By Marie Kragh MSc, PhD
Summary
Chariman: Ole Lund
Opponent: Dennis Sandris Nielsen
Opponent: Thomas Eiwegger
The prevalence of chronic inflammatory diseases in children, including childhood asthma, has increased during the past decades resulting in reduced quality of life for the implicated child and family, and an increased socioeconomic burden. Complex interactions between genetic factors (genetic predisposition) and the exposed environment, beginning as early as in perinatal life, are recognized causes of chronic inflammatory diseases.
This PhD thesis focuses on two potential environmental risk exposures for development of childhood asthma, namely maternal parity, and postpartum bacterial colonisation of the upper respiratory tract. The aim with this thesis was to investigate how maternal parity history affected neonatal immunity; and whether hereditary and environmental risk factors affected bacterial diversity in the upper respiratory tract of asymptomatic neonates. The study is based on clinical material from the birth cohorts of Copenhagen Prospective Studies on Asthma in Childhood (COPSAC).
The first study in the PhD thesis assessed how purified cord blood T cells from newborns of primiparous versus multiparous mothers react upon polyclonal activation in vitro. These data showed a reduced anti-inflammatory T cell function in first-born children as the IL-10 secretion and CD25 expression on CD4+ helper T cells were diminished as opposed to second- or later-born children. The result suggested that in utero T cell programing is responsible for this finding, which could be one of the explanations for the well-known epidemiological observations of enhanced risk for development of immune-mediated diseases in first-born children.
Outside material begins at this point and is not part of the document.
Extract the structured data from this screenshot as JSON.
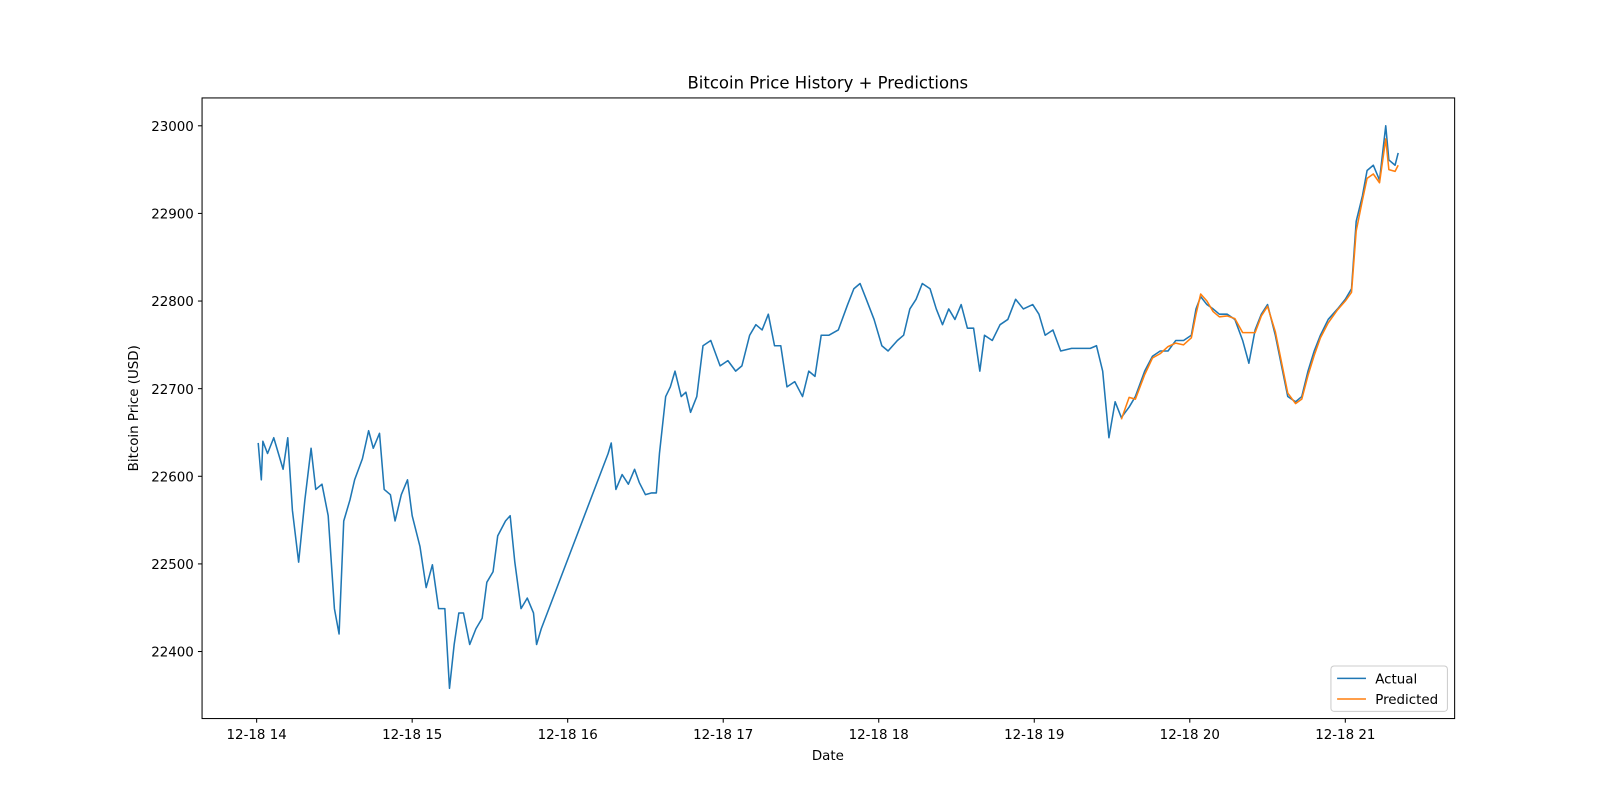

The second study assessed the associations between bacterial diversity and genetic predisposition for atopy and environmental risk factors relevant to establishment of a microbiota in the upper airways of newborns. The study showed a high diversity of nasopharyngeal bacterial in asymptomatic 1-month old infants. Moreover, season of birth was found to associate to nasopharyngeal bacterial diversity, with a higher bacterial diversity as well as specific bacteria profiles representing Gram-negative alphaproteobacteria and Gram-positive Bacilli in the nasopharynx of summer-born children. The result suggested that early postnatal colonization of the upper airways may reflect surrounding air at birth. A focus on the aspect of seasonality in modelling the impact of early dynamic changes in airway communities in relation to later disease development should be included in future studies. Overall, these findings contribute to our understanding of how common environmental factors, such as maternal parity and season of birth are associated to the development of the newborn’s immune system and nasal microbiota. These environmental factors tend to be overlooked both in the study design, statistical analysis and reporting of scientific studies. This may result in misinterpretations and errors in our search for causes of childhood asthma and other chronic inflammatory diseases.